ROSETO. «Noi a Roseto vogliamo un commissariato di polizia e non ci interessa da dove viene». A intervenire sulla vicenda del possibile trasferimento del commissariato questa volta è un gruppo di...

ROSETO. «Noi a Roseto vogliamo un commissariato di polizia e non ci interessa da dove viene». A intervenire sulla vicenda del possibile trasferimento del commissariato questa volta è un gruppo di cittadini: il comitato associativo “Uniti per Roseto” presieduto da Maurizio Cerè, rosetano doc. Un’operazione che vedrebbe penalizzata Atri, attuale sede dell’unico commissariato in provincia di Teramo.

«Siamo pronti ad avviare una petizione a sostegno dell’iniziativa dell’amministrazione comunale di Roseto», tuona infatti Cerè, «che valga per il commissariato ma anche per il ripristino della locale sede della Forestale e anche dell’Uta». Una levata di scudi in piena regola, che ha come obiettivo il recupero delle strutture di pubblica utilità che un tempo si trovavano a Roseto ma che con il tempo sono andate perdute. Nel mirino di Cerè c’è soprattutto la Città ducale, i cui amministratori sono giudicati i principali responsabili di una serie di “scippi” perpetrati nel passato ai danni di Roseto. «Il commissariato di polizia avrebbe dovuto aprire i battenti a Roseto anni fa», svela infatti Cerè, «tanto è vero che il contratto di affitto era già stato preparato da un professionista locale. Ma il sindaco della nostra città, che non era di Roseto ed era comunista, insieme alla politica Dc antirosetana di Mattucci e i suoi, non impedì che la sede venisse dirottata verso Atri».

Ma, secondo i dati in possesso di Cerè, i “dirottamenti” di strutture pubbliche verso la Città ducale sarebbero stati più di uno. «Avete scippato la Pretura di Notaresco e Roseto», incalza, «per aprirne una senza significato e con sole spese ad Atri, fortunatamente oggi soppressa, nonostante il 90 per cento dei processi riguardi Roseto e la costa.

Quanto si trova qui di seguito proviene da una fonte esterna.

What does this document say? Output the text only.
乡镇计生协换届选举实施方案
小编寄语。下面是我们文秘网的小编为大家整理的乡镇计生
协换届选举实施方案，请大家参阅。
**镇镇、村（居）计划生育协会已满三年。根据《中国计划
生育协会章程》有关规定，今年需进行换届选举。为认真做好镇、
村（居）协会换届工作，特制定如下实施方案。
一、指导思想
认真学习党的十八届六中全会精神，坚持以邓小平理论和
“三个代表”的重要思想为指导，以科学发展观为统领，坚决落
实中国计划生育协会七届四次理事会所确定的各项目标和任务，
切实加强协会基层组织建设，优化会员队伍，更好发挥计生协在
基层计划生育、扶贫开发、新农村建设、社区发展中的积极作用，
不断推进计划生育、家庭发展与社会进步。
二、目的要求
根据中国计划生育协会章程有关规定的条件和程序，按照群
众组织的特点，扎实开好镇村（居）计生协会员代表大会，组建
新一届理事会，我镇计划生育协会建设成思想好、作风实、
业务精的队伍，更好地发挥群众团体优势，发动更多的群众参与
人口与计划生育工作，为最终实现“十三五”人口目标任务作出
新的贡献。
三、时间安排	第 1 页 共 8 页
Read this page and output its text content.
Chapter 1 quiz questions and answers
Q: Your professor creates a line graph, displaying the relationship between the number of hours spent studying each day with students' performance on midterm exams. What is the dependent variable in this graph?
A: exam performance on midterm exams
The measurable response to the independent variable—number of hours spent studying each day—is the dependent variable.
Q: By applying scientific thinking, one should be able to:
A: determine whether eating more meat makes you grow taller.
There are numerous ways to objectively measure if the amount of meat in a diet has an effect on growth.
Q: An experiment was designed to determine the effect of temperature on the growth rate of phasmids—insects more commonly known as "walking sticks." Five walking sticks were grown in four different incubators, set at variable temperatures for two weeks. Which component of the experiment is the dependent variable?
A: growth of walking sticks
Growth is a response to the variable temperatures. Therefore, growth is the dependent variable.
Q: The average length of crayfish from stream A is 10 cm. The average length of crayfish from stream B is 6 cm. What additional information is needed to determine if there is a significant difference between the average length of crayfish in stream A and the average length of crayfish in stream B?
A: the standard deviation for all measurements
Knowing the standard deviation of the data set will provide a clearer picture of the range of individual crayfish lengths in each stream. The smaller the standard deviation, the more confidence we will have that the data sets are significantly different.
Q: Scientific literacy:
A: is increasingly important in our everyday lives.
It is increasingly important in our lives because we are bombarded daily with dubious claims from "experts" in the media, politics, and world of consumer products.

Stesso discorso per l’Ufficio del Registro di Notaresco, trasferito ad Atri per poi potervi aprire un’Agenzia delle entrate che ha prodotto solo sperpero di denaro pubblico». L’elenco di Cerè continua impietoso e comprende, tra le numerose strutture di pubblica utilità che non ci sono più a Roseto, anche l’ospedale, «uno dei primi in Abruzzo, per farne due: uno ad Atri e l’altro a Giulianova».